Apr 1, 2014 1:38 AM by Maddie Garrett
Woodland park is looking to change its economic outlook by working together on a new program called the Main Street Initiative. It's a national program community leaders hope will improve the mountain town.
"We have all the right elements for success," said Tweed's owner Tanner Coy. "Now we just need something to help us bring all of those together and coordinate."
Coy and other business owners and leaders are on board with the program. Seven Arrows Gallery owner Ralph Holloway is also tasked with starting a new creative arts district in Woodland Park.
"We need a more vibrant community here, we need more businesses," said Holloway.
People in the community are getting involved too by going to public meetings being held Monday and Tuesday night at the Ute Pass Cultural Art Center.
"I think it's a good idea," said Woodland Park resident Matthew Allen.

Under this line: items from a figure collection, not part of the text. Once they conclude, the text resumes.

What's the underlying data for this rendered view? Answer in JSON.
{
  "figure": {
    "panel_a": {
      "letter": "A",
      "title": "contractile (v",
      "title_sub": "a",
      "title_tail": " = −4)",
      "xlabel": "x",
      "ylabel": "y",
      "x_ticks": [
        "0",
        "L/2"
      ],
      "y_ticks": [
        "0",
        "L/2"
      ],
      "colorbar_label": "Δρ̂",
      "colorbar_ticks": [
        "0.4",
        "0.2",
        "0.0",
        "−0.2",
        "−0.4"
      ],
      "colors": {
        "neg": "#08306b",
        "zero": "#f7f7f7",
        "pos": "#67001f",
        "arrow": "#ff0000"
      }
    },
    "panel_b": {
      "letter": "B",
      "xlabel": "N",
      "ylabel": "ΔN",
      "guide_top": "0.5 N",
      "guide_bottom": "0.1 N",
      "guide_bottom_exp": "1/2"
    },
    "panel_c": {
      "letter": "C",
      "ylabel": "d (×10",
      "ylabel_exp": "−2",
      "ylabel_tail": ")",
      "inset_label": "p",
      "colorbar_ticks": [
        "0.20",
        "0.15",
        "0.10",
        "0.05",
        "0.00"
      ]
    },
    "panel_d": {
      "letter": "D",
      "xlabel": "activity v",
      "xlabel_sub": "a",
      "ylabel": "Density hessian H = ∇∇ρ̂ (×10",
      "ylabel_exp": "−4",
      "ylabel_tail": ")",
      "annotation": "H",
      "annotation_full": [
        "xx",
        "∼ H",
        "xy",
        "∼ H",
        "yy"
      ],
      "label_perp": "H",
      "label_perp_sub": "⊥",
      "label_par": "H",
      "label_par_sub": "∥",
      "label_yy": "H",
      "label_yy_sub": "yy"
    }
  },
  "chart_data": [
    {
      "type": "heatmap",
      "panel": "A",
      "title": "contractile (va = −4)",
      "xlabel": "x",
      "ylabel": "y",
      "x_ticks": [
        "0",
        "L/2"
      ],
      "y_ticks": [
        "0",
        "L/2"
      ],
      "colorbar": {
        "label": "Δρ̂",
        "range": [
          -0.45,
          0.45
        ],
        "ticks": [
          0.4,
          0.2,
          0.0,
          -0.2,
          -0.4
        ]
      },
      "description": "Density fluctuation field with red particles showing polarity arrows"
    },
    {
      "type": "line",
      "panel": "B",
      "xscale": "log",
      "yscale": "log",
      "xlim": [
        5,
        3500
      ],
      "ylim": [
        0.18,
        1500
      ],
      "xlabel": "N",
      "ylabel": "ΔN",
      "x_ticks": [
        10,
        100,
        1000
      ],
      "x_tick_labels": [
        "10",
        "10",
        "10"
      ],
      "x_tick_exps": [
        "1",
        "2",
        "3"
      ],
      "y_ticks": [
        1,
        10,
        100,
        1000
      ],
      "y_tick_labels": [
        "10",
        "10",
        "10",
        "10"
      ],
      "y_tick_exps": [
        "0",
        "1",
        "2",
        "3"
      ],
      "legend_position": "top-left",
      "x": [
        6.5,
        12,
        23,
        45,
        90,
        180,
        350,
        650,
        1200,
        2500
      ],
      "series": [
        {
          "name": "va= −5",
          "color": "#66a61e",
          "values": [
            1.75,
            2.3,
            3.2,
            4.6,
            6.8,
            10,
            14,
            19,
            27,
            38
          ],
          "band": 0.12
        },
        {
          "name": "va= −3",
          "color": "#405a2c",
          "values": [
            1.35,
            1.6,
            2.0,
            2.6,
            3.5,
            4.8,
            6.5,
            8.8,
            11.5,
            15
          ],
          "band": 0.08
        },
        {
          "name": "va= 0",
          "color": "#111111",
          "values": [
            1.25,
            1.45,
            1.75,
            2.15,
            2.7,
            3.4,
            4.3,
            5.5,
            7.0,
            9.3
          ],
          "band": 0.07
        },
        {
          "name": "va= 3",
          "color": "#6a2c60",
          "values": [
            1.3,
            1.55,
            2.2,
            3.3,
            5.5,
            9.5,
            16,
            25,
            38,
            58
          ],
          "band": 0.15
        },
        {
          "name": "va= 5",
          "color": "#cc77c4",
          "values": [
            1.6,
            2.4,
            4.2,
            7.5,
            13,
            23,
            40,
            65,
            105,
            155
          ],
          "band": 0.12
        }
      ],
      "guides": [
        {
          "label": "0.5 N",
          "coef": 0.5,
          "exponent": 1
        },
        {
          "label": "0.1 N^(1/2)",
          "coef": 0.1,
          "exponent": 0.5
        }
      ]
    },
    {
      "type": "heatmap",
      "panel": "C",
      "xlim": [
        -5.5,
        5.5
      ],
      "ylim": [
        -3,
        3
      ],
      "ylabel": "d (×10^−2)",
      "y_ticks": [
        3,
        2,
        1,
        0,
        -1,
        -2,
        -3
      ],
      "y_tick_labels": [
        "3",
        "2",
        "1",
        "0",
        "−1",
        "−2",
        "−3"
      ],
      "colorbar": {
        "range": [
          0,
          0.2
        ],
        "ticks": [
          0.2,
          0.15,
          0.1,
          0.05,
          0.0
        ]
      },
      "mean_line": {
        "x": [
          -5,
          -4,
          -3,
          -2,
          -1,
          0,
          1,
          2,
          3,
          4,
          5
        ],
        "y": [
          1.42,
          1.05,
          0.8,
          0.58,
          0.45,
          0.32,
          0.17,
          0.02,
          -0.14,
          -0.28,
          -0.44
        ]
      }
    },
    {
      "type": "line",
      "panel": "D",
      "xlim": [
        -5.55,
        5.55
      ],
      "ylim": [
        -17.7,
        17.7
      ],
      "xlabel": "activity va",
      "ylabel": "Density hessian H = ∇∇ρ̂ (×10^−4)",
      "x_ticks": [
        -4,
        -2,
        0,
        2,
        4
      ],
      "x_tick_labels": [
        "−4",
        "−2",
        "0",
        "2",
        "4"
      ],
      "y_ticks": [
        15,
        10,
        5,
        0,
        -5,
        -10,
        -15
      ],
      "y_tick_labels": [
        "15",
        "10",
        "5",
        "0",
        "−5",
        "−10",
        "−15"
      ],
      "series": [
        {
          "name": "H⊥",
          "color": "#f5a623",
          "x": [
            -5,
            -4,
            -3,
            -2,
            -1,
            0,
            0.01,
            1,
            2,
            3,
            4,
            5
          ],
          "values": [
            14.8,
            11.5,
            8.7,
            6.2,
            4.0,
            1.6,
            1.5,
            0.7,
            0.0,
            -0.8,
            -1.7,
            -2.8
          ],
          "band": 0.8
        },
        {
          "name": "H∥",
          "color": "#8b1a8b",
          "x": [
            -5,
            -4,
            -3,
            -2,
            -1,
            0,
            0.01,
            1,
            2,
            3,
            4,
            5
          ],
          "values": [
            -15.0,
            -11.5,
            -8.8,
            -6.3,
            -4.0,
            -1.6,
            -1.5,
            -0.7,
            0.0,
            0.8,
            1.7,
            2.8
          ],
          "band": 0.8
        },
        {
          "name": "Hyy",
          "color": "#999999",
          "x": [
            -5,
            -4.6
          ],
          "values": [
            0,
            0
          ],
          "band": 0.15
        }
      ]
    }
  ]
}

But taking Woodland Park to the next level economically is no easy task. Currently economic leaders are working to fill up some of the vacant spaces on the main drag.
"Sure this is a big task, anything that's worth doing is not going to be done in a short period of time," added Holloway.
That's where the Main Street Initiative comes in. The national program has helped in cities across the country, by helping communities get organized and ready to bring in new investors and capital.
"Main Street is an effort that basically shows the region, the community, that we have our fiscal act together to be able to move forward with new growth and development ideas," explained Brian Fleer, the City's Office of Economic & Downtown Development Director.
Allen said as a long time resident of Woodland Park, he thinks the organization and collaboration are some of the most important keys to success.
"But I think it takes a concerted effort, people really working together, saying what are we going to do economically for the community," said Allen. "It's been real scatter shot I think in a lot of ways up until now.">
The focus group meetings being held Monday and Tuesday are a first step.
"Trying to get the community to come together obviously, is always a challenge no matter what you do, I think we've gone past that hurdle," said Holloway.
The Main Street Initiative team is putting together a city assessment and will have a final presentation to community leaders and the public on Tuesday at 6:00pm at the Culture Center.